The Jewel Private Residences, also known as Jewel, are a group of three residential towers in the suburb of Broadbeach in the city of Gold Coast in Queensland, Australia. Construction began in March 2015, and the buildings were completed in July 2020. They stand at 41, 47 and 34 storeys high, and are positioned on the beachfront. The project was the most expensive high-rise development in Queensland's history. It is owned by AW Holding Group.

The towers’ designs are inspired by quartz crystals. The unique, triptych design was carried out by Oppenheim Architecture and was constructed by Multiplex. The interior was designed by DBI Design.

The site occupies 110 metres of beachfront and covers 1.1 hectares. The complex houses a five star hotel, called The Langham, consisting of 169 suites in the middle tower. The rest of the complex contains 512 one, two, and three bedroom apartments.

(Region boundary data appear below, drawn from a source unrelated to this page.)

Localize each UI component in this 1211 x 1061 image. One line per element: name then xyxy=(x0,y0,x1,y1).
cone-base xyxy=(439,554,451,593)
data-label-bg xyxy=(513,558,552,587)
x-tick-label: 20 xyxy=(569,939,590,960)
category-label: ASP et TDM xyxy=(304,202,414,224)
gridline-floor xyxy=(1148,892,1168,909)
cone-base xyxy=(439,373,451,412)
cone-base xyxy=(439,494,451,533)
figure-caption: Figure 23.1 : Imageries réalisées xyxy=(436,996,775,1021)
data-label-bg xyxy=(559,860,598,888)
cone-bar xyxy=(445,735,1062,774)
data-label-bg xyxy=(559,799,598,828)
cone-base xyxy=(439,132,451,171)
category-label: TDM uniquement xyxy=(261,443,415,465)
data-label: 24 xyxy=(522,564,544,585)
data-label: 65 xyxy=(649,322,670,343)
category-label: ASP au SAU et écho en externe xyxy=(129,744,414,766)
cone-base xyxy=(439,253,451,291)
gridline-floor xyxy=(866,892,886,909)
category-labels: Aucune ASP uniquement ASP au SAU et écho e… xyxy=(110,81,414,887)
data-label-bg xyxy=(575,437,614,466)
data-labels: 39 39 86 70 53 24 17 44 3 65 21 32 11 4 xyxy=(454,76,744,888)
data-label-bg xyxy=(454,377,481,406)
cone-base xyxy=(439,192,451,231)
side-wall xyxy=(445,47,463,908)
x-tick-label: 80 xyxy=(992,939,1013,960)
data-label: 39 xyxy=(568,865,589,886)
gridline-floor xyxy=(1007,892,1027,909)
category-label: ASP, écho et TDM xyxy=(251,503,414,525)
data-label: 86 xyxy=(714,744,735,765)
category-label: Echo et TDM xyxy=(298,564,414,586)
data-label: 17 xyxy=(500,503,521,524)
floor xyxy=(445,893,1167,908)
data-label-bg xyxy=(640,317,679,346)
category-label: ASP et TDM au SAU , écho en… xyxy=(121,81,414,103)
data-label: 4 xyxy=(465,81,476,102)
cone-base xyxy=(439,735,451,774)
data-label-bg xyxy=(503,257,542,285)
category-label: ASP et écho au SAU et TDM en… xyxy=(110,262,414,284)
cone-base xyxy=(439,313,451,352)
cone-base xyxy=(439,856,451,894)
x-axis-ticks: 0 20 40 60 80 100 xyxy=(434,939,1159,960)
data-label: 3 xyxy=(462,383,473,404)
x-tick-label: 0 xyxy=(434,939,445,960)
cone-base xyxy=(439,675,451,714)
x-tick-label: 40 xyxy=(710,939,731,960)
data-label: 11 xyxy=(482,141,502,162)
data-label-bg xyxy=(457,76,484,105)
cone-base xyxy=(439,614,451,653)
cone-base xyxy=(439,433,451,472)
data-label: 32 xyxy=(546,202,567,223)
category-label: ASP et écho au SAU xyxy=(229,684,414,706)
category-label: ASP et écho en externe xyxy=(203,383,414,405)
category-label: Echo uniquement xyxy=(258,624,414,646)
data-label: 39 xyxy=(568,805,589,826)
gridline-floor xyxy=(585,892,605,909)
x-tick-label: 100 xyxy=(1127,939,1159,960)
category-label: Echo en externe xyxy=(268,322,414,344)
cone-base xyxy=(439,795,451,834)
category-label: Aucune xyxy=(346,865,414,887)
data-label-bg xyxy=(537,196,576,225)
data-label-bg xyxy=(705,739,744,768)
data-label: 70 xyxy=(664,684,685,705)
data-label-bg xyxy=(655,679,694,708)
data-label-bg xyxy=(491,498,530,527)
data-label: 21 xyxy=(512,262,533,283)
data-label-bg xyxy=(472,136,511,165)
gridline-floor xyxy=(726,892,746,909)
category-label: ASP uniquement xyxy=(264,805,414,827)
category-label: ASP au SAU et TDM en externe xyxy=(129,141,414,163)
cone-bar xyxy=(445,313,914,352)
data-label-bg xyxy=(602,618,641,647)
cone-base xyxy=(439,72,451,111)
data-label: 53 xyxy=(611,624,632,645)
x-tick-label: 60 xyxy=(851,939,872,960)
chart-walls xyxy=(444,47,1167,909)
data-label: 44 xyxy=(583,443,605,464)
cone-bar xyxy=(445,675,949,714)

A podium stretching across all three building's bases provides for conference facilities as well as food and beverage outlets and retail and resort amenities. Three levels of basement provide parking to 812 cars.

The building utilises sophisticated facade technologies that provide shading from sun and shelter from the wind. It has been designed to achieve a five star green star rating.

Three years after construction finished many apartments remain unsold and are not on the market. The delayed, staggered release of residential apartments has been criticised as inappropriate during a housing crisis.